When it was discovered in Israel in 1970, the En-Gedi scroll was clearly in no shape to be read: It had been found in the Holy Ark of a Jewish community dating to around 700 BC.
It had burned along with the rest of the settlement in the year 600.
The scroll was little more than a tiny, charred lump of animal parchment.
To unroll those lumps of ancient scroll would be unthinkable, as the gentlest touch might crumble the text to dust.
Now, more than 40 years later, researchers at the University of Kentucky have provided Israeli scholars with legible text from inside the scroll - without having to unroll it.
The first bits of analysis, published today in Science Advances, reveal that the 1500-year-old En-Gedi scroll contains the book of Leviticus written in Hebrew. That makes it the oldest Pentateuchal scroll ever found in Hebrew outside of the Dead Sea Scrolls.
"We never dreamed we could bring it back to life," study co-author Pnina Shor, curator at the Israel Antiquities Authority, said.
The researchers involved in the discovery announced their initial findings in July, when the remains of the scroll were put on display in the Israeli Museum in Jerusalem.
But it wasn't until today that the scientists behind the scroll-saving technology detailed their process, which they hope can be used to virtually unfurl many more "unreadable" texts.
To show the words inside the scroll, University of Kentucky scientists led by William Brent Seales started with a simple digital scan of the charred object. But because of the topography of an old, rolled-up scroll, the next steps are more complicated.
"The magic - or the secret sauce, if you will - it's not in the scanning alone," he told reporters.
"Imaging alone is almost never a complete solution, because scrolls are scrolled. The layers with the writing on them are rolled up, they're stacked, they're crushed, they're fused. It's totally unpredictable, and that structure has to be untangled no matter what the imaging method."
That's where Seales' "virtual unwrapping" software comes in.
The software is designed to first detect the individual pages based on their expected geometry, then "texture" it, or look for changes in brightness on the surfaces identified as pages. Dense areas - ones covered in ink, for example - appear brighter on the scan. Then the software flattens the rolled-up text, showing the words as they would appear on a two-dimensional surface.

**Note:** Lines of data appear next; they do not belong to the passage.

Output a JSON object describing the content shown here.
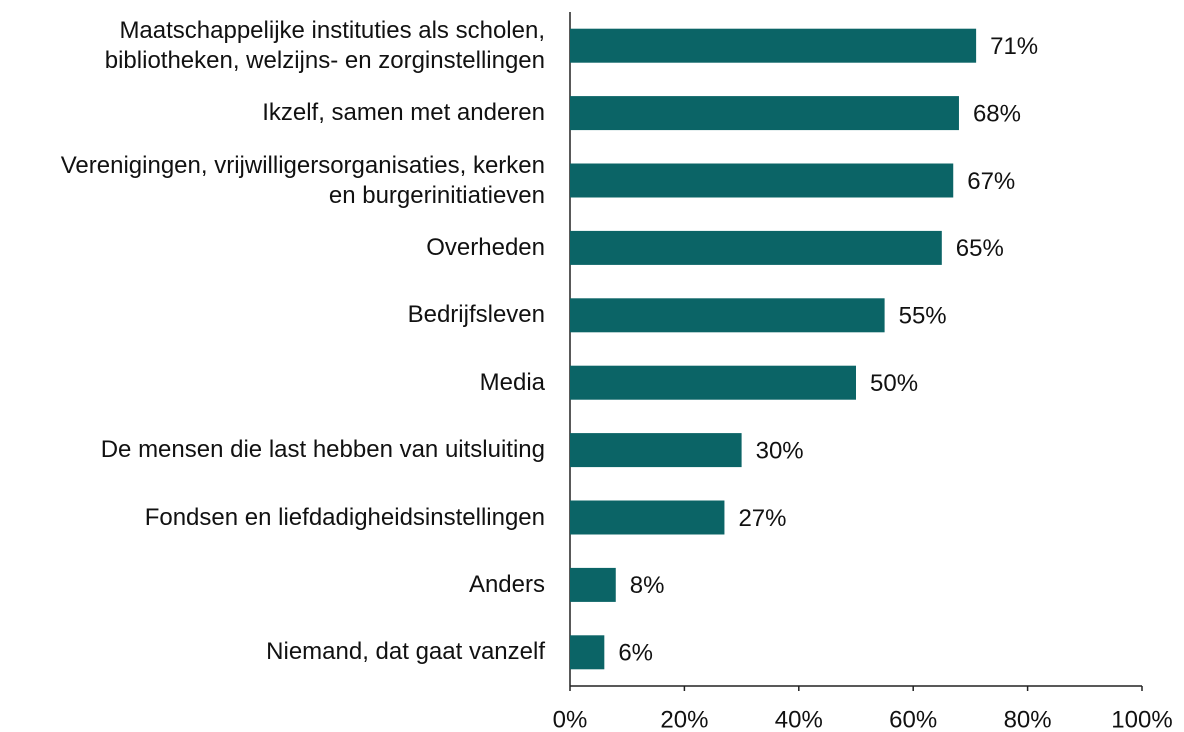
{
  "chart_data": {
    "type": "bar",
    "orientation": "horizontal",
    "categories": [
      "Maatschappelijke instituties als scholen,\nbibliotheken, welzijns- en zorginstellingen",
      "Ikzelf, samen met anderen",
      "Verenigingen, vrijwilligersorganisaties, kerken\nen burgerinitiatieven",
      "Overheden",
      "Bedrijfsleven",
      "Media",
      "De mensen die last hebben van uitsluiting",
      "Fondsen en liefdadigheidsinstellingen",
      "Anders",
      "Niemand, dat gaat vanzelf"
    ],
    "values": [
      71,
      68,
      67,
      65,
      55,
      50,
      30,
      27,
      8,
      6
    ],
    "value_labels": [
      "71%",
      "68%",
      "67%",
      "65%",
      "55%",
      "50%",
      "30%",
      "27%",
      "8%",
      "6%"
    ],
    "color": "#0b6466",
    "xlim": [
      0,
      100
    ],
    "xticks": [
      {
        "value": 0,
        "label": "0%"
      },
      {
        "value": 20,
        "label": "20%"
      },
      {
        "value": 40,
        "label": "40%"
      },
      {
        "value": 60,
        "label": "60%"
      },
      {
        "value": 80,
        "label": "80%"
      },
      {
        "value": 100,
        "label": "100%"
      }
    ],
    "grid": false
  }
}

"We never needed physical access to the scroll," Seales boasted. When the software finished analysing its first sections of text, he was able to see them long before the scientists who actually had the scroll on hand in Israel.
When Shor and the rest of her lab saw the processed images, she said, she "almost dropped off the chair".
She added: "You can't imagine the joy in the lab."
Not all of the lines of text were recovered. The fire that destroyed En-Gedi engulfed the outer edges of the scroll and burned some outer layers all the way through, so that certain spots are missing on every page. But there was enough text for Hebrew University's Michael Segal to identify multiple verses from the book of Leviticus.
Aside from the Dead Sea Scrolls, which contain hundreds of religious texts and date to around 400 BC, the En-Gedi text is the oldest Hebrew biblical tome ever found.
"I think we can safely say that since the completion of the publication of the corpus of the Dead Sea Scrolls, the En-Gedi Leviticus scroll is the most extensive and significant biblical text from antiquity that has come to light," Segal said.
Shor added that she found the text itself to be rather symbolic: The opening chapters of Leviticus speak of burned religious offerings, and she and her colleagues were puzzling out the meaning of scrolls left behind when a community burned to the ground.
"The burned offering shall be flayed and cut up into its parts," one preserved passage reads. "The sons of the priest Aaron shall put fire on the altar and arrange wood on the fire. Aaron's sons the priests shall arrange the parts, with the head and the suet, on the wood that is on the fire on the altar."
"I think it symbolises it all very nicely," Shor said.
Crumbling pages may soon be no match for modern technology: This month, scientists at the Massachusetts Institute of Technology announced a new imaging method that allows them to virtually pierce the first few pages of delicate books and analyse their text. And Seales is eager to apply his software to other ancient scrolls.
"Damage and decay is the natural order of things, but you can see that sometimes you can absolutely pull a text back from the brink of loss," Seales said.